Monday, December 18, 2017

Work in Progress




Oddly, given my title, this is a finished object, not a work in progress.  It is a little table, made by my husband to serve as a little tea-table in our cottage.  I can imagine it in use: we will have come home from a strenuous walk, and be enjoying the afternoon sunshine in our front room, mugs of tea to hand.

This little table and its drawer were made from recycled oak.  Many years ago, my husband made the bed we use now with both head and footboards.  More recently, he decided to update it and removed the footboards.  The wood was in good condition, and here it is, put to good use..


This is where I have got to with my swatch for the new Fair Isle waistcoat.  One of the issues in making up a colour scheme from an actual scene - woodlands in autumn - is that it becomes rather literally pictorial.  Yet these skeletal trees are there in Sheila McGregor's "Traditional Fair Isle Knitting,"  pictured there as the first motif on a scarf in yellow and scarlet.

I am trying to use up some of my Shetland Jumper-weight, rather than ordering more.  I happen to have some of this purple to hand, alongside a pile of green oddments.

I will lose the brown band altogether, but am liking the effect of the purples, which suggest shadowy twilight in deep woodland.  I'm thinking perhaps I will try a more decorative band instead of peerie patterns between the two conifer stripes.  It will probably look completely different in its next version.

Thursday, December 07, 2017

Recycling

I'm taking my time planning my next Fair Isle waistcoat.  In Cumbria recently, for the literary festival, we noticed how the mixed woodland along the shore of Loweswater  featured a very pale lemon against a dull purple, a lovely combination.  But would it work as part of a colour scheme?

Against the rich dark green of the back, I can see a mixture of rusts and mustards.  But would it take the very bright yellow which I have actually got in stock?


As I said in an earlier post, my eye was caught by this jumper in a charity shop.  It might even have been wearable, except for those sleeves.  First, I ravelled it out, winding it on to the niddy-noddy which my husband produced some years ago, to skein it.  A soak and then a gentle spin - to try to relax some of the crimp.


Before washing...

And after...

By now, I am almost to the armholes on the back, but no further forward on the colours to be used for the fronts.  At some point, I would like to make use of a batch of mixed green oddments bought from a factory on Shetland in 2000.  Perhaps their moment has arrived?

Monday, December 04, 2017

Work

Today I started a new job.  While I was working full-time I used to  dream about what retirement would be like.
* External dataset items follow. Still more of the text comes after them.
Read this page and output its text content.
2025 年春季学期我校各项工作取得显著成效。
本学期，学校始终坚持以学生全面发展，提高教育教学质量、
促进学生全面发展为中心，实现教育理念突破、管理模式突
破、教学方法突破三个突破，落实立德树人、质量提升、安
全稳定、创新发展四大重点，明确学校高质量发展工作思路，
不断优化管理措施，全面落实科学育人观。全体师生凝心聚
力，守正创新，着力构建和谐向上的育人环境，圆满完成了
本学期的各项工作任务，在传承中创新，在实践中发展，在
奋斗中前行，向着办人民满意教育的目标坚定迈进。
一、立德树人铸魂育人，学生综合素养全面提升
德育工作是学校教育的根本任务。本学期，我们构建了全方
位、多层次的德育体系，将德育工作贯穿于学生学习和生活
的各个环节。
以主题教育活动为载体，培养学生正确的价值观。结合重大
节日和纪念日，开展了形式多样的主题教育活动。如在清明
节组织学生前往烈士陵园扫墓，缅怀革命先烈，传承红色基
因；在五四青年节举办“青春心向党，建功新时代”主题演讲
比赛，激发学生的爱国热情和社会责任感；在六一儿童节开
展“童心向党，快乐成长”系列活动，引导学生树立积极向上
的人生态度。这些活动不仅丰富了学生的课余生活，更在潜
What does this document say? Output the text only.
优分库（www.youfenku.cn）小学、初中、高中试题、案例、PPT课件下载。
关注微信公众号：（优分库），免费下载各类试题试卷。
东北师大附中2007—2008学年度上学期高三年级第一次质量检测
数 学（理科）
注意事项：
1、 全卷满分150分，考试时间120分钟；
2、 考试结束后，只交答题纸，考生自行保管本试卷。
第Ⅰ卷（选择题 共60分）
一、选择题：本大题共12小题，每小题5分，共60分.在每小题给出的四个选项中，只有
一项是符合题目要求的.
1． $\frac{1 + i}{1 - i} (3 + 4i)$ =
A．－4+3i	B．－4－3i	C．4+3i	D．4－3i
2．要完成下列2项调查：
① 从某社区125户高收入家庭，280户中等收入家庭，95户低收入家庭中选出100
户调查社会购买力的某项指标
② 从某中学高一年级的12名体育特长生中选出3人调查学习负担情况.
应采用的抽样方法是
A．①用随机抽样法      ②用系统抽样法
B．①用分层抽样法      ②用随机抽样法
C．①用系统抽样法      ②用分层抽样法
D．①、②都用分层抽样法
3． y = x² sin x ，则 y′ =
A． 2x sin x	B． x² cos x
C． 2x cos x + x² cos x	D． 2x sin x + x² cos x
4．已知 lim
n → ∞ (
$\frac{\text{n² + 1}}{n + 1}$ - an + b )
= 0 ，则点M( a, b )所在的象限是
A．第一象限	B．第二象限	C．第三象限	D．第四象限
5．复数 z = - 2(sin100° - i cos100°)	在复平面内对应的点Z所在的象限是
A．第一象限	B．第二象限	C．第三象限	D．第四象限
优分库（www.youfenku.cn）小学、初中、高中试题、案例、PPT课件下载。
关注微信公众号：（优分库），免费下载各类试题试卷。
Whole empty days to devote to hobby projects - time to tackle long-distance footpaths, learn a language, cook more adventurous food... Sundays without the drudgery of sets of exercise books to mark, a chore which nothing made bearable.  Mondays without the inevitable battle through rush-hour traffic...

And, to some extent, this turns out to be true.  I certainly don't envy those women just slightly younger than me who are still waiting to qualify for their state pension in order to be able to retire at all.  Most of all, I enjoy being able to be outdoors when the weather is fine, making the most of the daylight in these short December days.

And yet, I find myself drawn to volunteering opportunities for what can only be called work.

The other day I was at the National Trust property in my village for a winter cleaning day, along with a small team of others.  My colleague, a retired banker, was hoovering the floor of the Great Hall so that I could apply polish to it in the old-fashioned way, on my hands and knees.

"I don't do this at home," he said, wonderingly.  "I pay a cleaner who comes in to do it for me."

"Yes," I replied, "that's because that is housework, whereas this is a leisure activity."  Now this is true, but it is also still hoovering.

A week ago we were at the local nature reserve having a cup of tea in the visitor centre.  Through the open door of the kitchen I could see a volunteer loading a  dish washer.  "I could do that, " I thought.

So today, I drove across country in blazing sunshine to spend the day clearing tables and loading the dishwasher at that same centre.  From the kitchen, as from the cafĂ©, a panoramic view of the reservoir teeming with birdlife:  lapwings, cormorants, Brent geese... As a view from a workplace it can have few equals.

I drove home through the dusk, feeling tired but pleased to have been of some use.  Not such an easy feeling to come by in retirement.